Rejection Became Redirection

During that season, my husband and I decided to return to the infertility clinic. The timing felt right because the girls had distanced themselves, and for the first time in years, we sensed God redirecting us.

We were given only a small measure of hope, but we clung to it like a lifeline. Looking back now, I can say that what felt like rejection was also redirection. God used that painful season to place us back on a path we had once laid aside.

Then, two years before the third adoptee left our home, God blessed us with the conception of a baby girl.

I Carried Them Too

As I parent my biological child, I realize that my love for all of my children is the same.

I carried one in my physical womb.

And I carried three in an intangible one.

In many ways, the season leading up to the girls’ adoption felt like its own kind of pregnancy.

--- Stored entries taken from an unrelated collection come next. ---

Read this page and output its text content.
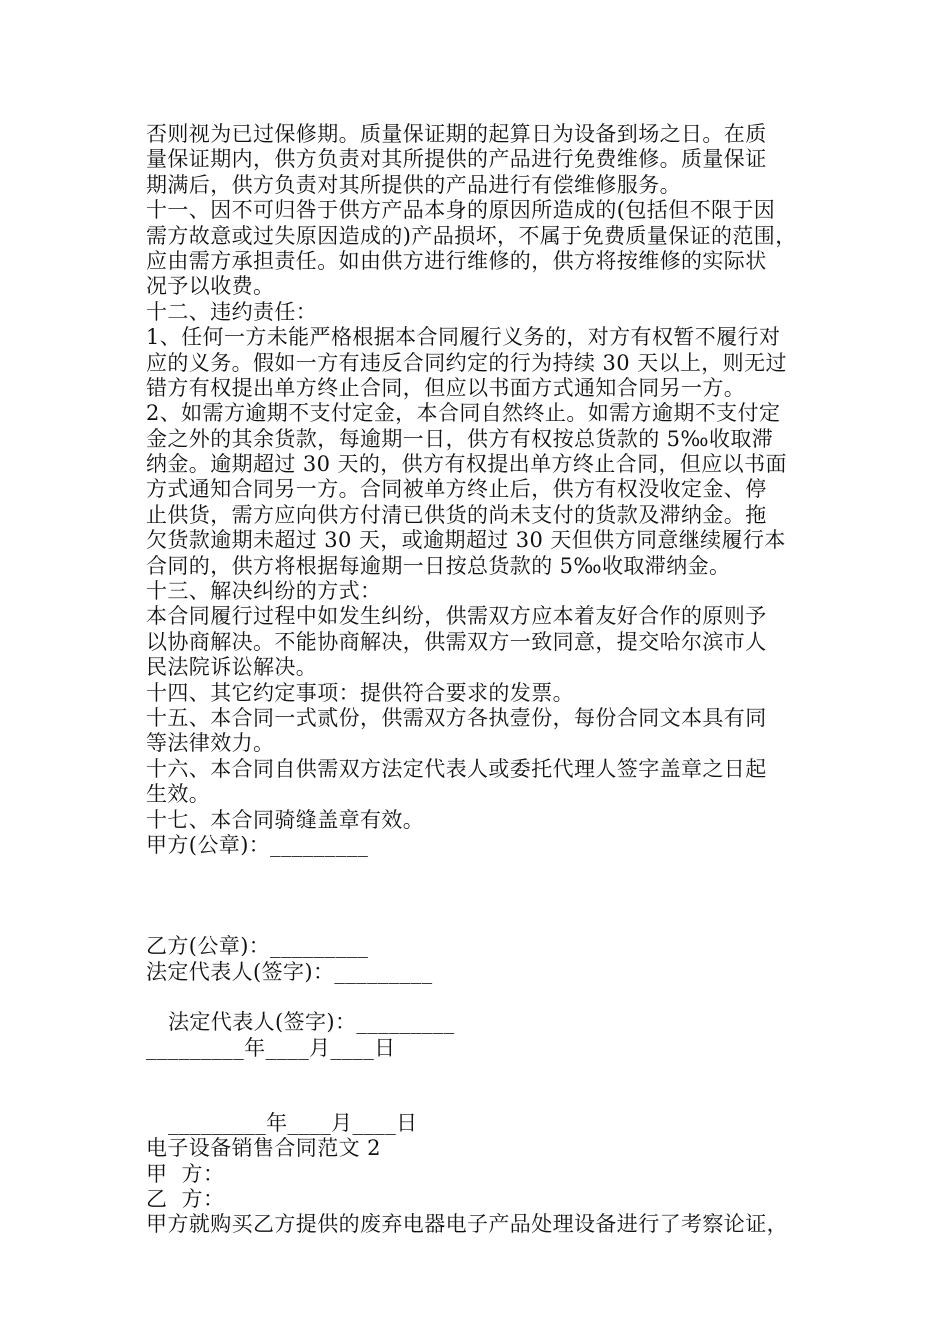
否则视为已过保修期。质量保证期的起算日为设备到场之日。在质
量保证期内，供方负责对其所提供的产品进行免费维修。质量保证
期满后，供方负责对其所提供的产品进行有偿维修服务。
十一、因不可归咎于供方产品本身的原因所造成的(包括但不限于因
需方故意或过失原因造成的)产品损坏，不属于免费质量保证的范围，
应由需方承担责任。如由供方进行维修的，供方将按维修的实际状
况予以收费。
十二、违约责任：
1、任何一方未能严格根据本合同履行义务的，对方有权暂不履行对
应的义务。假如一方有违反合同约定的行为持续 30 天以上，则无过
错方有权提出单方终止合同，但应以书面方式通知合同另一方。
2、如需方逾期不支付定金，本合同自然终止。如需方逾期不支付定
金之外的其余货款，每逾期一日，供方有权按总货款的 5‰收取滞
纳金。逾期超过 30 天的，供方有权提出单方终止合同，但应以书面
方式通知合同另一方。合同被单方终止后，供方有权没收定金、停
止供货，需方应向供方付清已供货的尚未支付的货款及滞纳金。拖
欠货款逾期未超过 30 天，或逾期超过 30 天但供方同意继续履行本
合同的，供方将根据每逾期一日按总货款的 5‰收取滞纳金。
十三、解决纠纷的方式：
本合同履行过程中如发生纠纷，供需双方应本着友好合作的原则予
以协商解决。不能协商解决，供需双方一致同意，提交哈尔滨市人
民法院诉讼解决。
十四、其它约定事项：提供符合要求的发票。
十五、本合同一式贰份，供需双方各执壹份，每份合同文本具有同
等法律效力。
十六、本合同自供需双方法定代表人或委托代理人签字盖章之日起
生效。
十七、本合同骑缝盖章有效。
甲方(公章)：_________
乙方(公章)：_________
法定代表人(签字)：_________
法定代表人(签字)：_________
_________年____月____日
_________年____月____日
电子设备销售合同范文 2
甲  方：
乙  方：
甲方就购买乙方提供的废弃电器电子产品处理设备进行了考察论证，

Instead of doctor visits, I attended meetings with caseworkers, therapists, and a guardian ad litem who updated me on their growth and development.

Before they moved in, I designed their bedrooms and bathroom to reflect their little personalities. I bought clothes and toys. I even had an adoption party, which felt in many ways like a baby shower.

Every court proceeding leading to the adoption carried its own kind of labor pain. I was exhausted, yet full of hope as I watched them grow. Other similarities—like giving them a portion of our names—remain deeply meaningful to me.

I never stopped loving my three girls. When they first left, I found myself asking God, What happened? Was I really their mother?

The Story of Solomon Changed Everything

Recently, I reread the story of King Solomon, who was asked to determine the baby’s real mother (1 Kings 3). In that story, I believe I found my answer.

The true mother was not the one who simply claimed the child; she was the one willing to sacrifice her own desire in order to spare the child’s life.

That is how I have come to understand motherhood. It is proven through love, selfless care, and the willingness to suffer for a child’s well-being—not by biology alone.